- Born: August 1, 1931 Uniontown, Pennsylvania, U.S.
- Died: September 16, 2011 (aged 80) Cincinnati, Ohio, U.S.
- Area: Cartoonist, Writer, Artist
- Notable works: Ziggy
- Awards: Emmy (producer, Outstanding Animated Program) for Ziggy's Gift (1982); Purchase award, Butler Museum National Painting Competition
- Spouse: Carol Sobble
- Children: two sons, two daughters

= Tom Wilson (cartoonist) =

American cartoonist

Thomas Albert Wilson (August 1, 1931 – September 16, 2011), was an American cartoonist. Wilson was the creator of the comic strip Ziggy, which he drew from 1971 to 1987. The strip was then continued by his son, Tom Wilson Jr.

After growing up in Uniontown, Pennsylvania, Wilson served in the U.S. Army from 1953 to 1955. He attended the Art Institute of Pittsburgh, graduating in 1955. He was a Cooper Union art instructor from 1961 to 1962.

Wilson's career began in 1950, doing advertisement layouts for Uniontown Newspapers, Inc. In 1955, he joined American Greetings (AG) as a designer, becoming Creative Director in 1957 and vice-president of creative development in 1978. While at AG, he developed the Soft Touch greeting card line. He also served as president of Those Characters From Cleveland, AG's character licensing subsidiary.

==Ziggy==
The Ziggy comics panel, syndicated by Universal Press Syndicate, launched in 15 newspapers in June 1971. It expanded to appear in more than 500 daily and Sunday newspapers and has been featured in bestselling books and calendars. Ziggy merchandising has included plaques, T-shirts, buttons, glass tumblers, lunch boxes, coffee mugs and greeting cards. In 2002, Ziggy became the official spokescharacter for the Leukemia and Lymphoma Society.
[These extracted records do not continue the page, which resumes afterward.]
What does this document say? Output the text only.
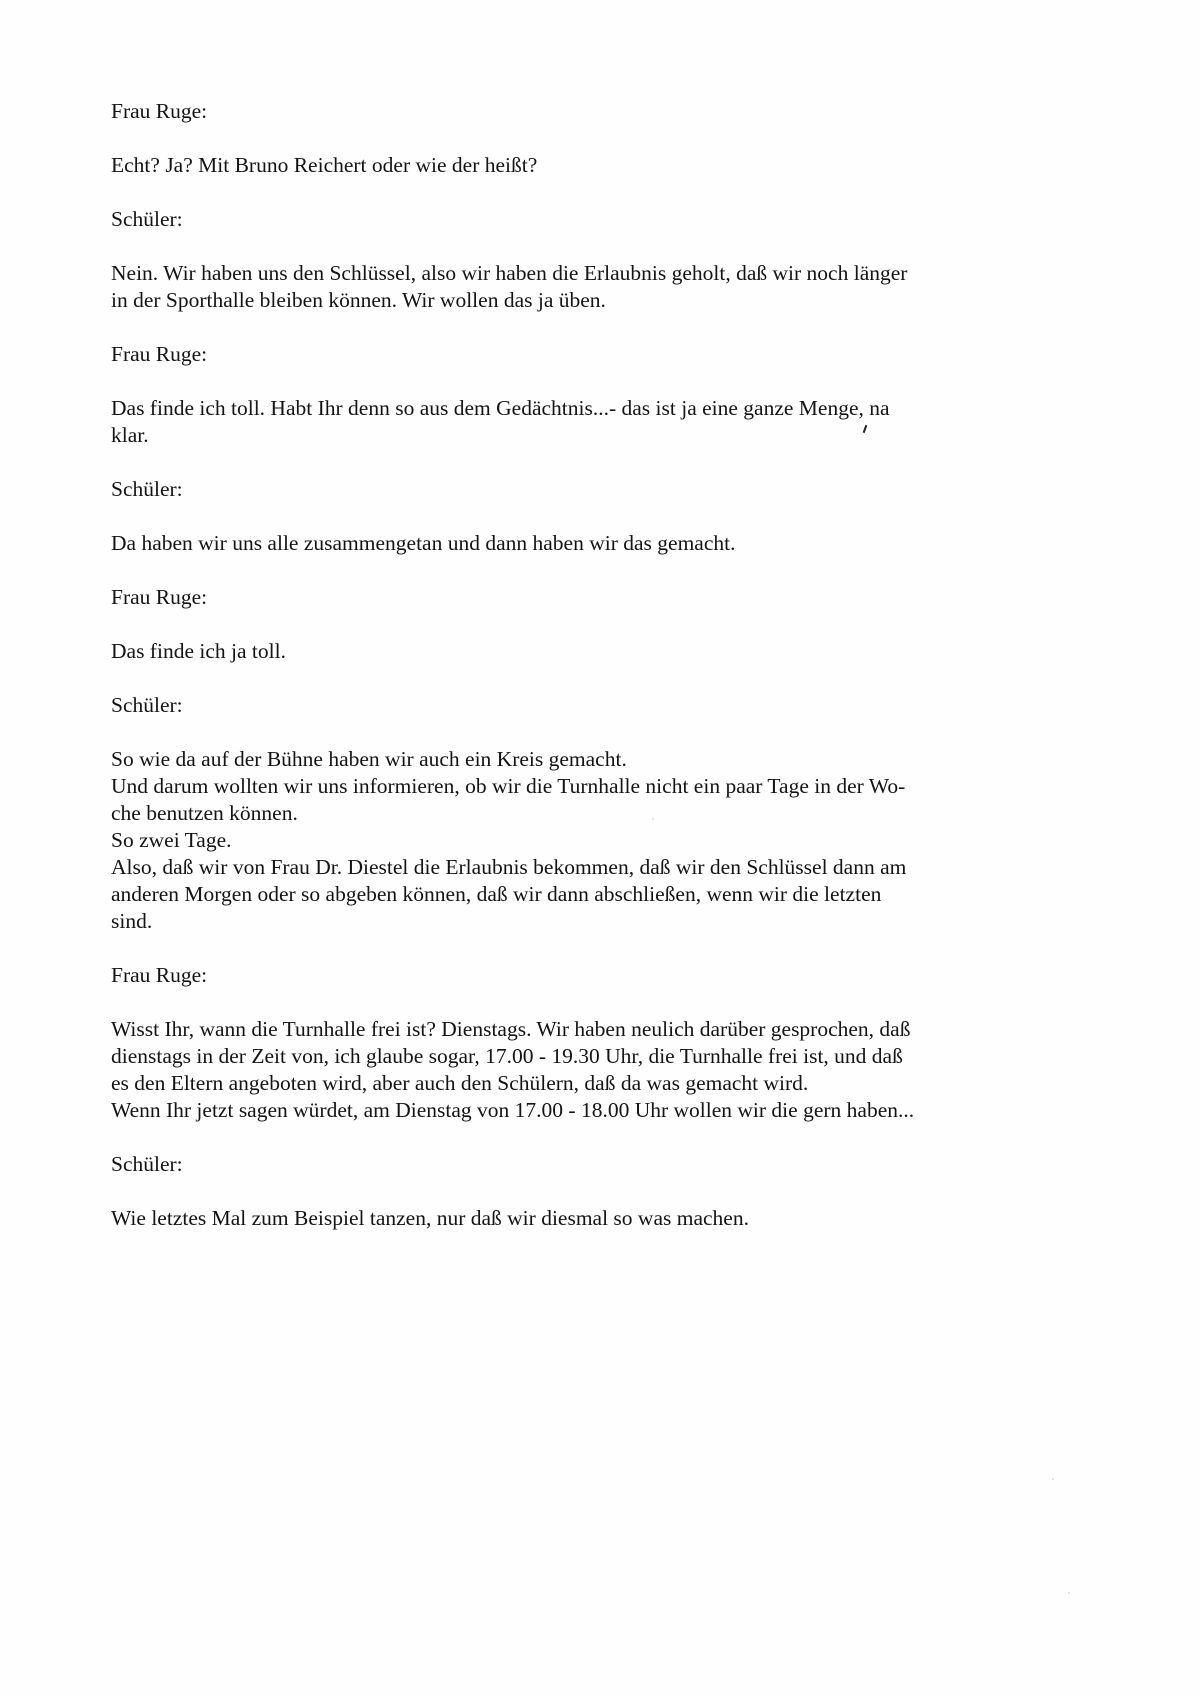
Frau Ruge:
Echt? Ja? Mit Bruno Reichert oder wie der heißt?
Schüler:
Nein. Wir haben uns den Schlüssel, also wir haben die Erlaubnis geholt, daß wir noch länger
in der Sporthalle bleiben können. Wir wollen das ja üben.
Frau Ruge:
Das finde ich toll. Habt Ihr denn so aus dem Gedächtnis...- das ist ja eine ganze Menge, na
klar.
Schüler:
Da haben wir uns alle zusammengetan und dann haben wir das gemacht.
Frau Ruge:
Das finde ich ja toll.
Schüler:
So wie da auf der Bühne haben wir auch ein Kreis gemacht.
Und darum wollten wir uns informieren, ob wir die Turnhalle nicht ein paar Tage in der Wo-
che benutzen können.
So zwei Tage.
Also, daß wir von Frau Dr. Diestel die Erlaubnis bekommen, daß wir den Schlüssel dann am
anderen Morgen oder so abgeben können, daß wir dann abschließen, wenn wir die letzten
sind.
Frau Ruge:
Wisst Ihr, wann die Turnhalle frei ist? Dienstags. Wir haben neulich darüber gesprochen, daß
dienstags in der Zeit von, ich glaube sogar, 17.00 - 19.30 Uhr, die Turnhalle frei ist, und daß
es den Eltern angeboten wird, aber auch den Schülern, daß da was gemacht wird.
Wenn Ihr jetzt sagen würdet, am Dienstag von 17.00 - 18.00 Uhr wollen wir die gern haben...
Schüler:
Wie letztes Mal zum Beispiel tanzen, nur daß wir diesmal so was machen.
Throughout his career, Wilson demonstrated a remarkable ability to anticipate future trends in the marketplace. A veteran of the licensing business, Wilson headed up the creative team that developed such character licensing blockbusters as Strawberry Shortcake and Care Bears.

In 1987, Wilson's son, Tom Wilson Jr., took over the Ziggy cartoon after having served as an assistant on the strip for many years. Even though Tom Sr. lived in Cleveland and Tom Jr. lived in Cincinnati, the two worked as a team, collaborating by fax and phone.

Wilson was a talented painter with works appearing in exhibitions throughout the United States, including the Cleveland Museum of Art and the Society of Illustrators annual show in New York.

==Awards==
The 1982 Christmas special Ziggy's Gift, based on a Ziggy story by Wilson, won a 1983 Emmy Award for Outstanding Animated Program.

He received the Purchase award in the Butler Institute of American Art's annual exhibition.

Wilson was a survivor of lung cancer.

==Death==
He died in his sleep on the night of September 16, 2011, of pneumonia at a Cincinnati hospital. He was 80.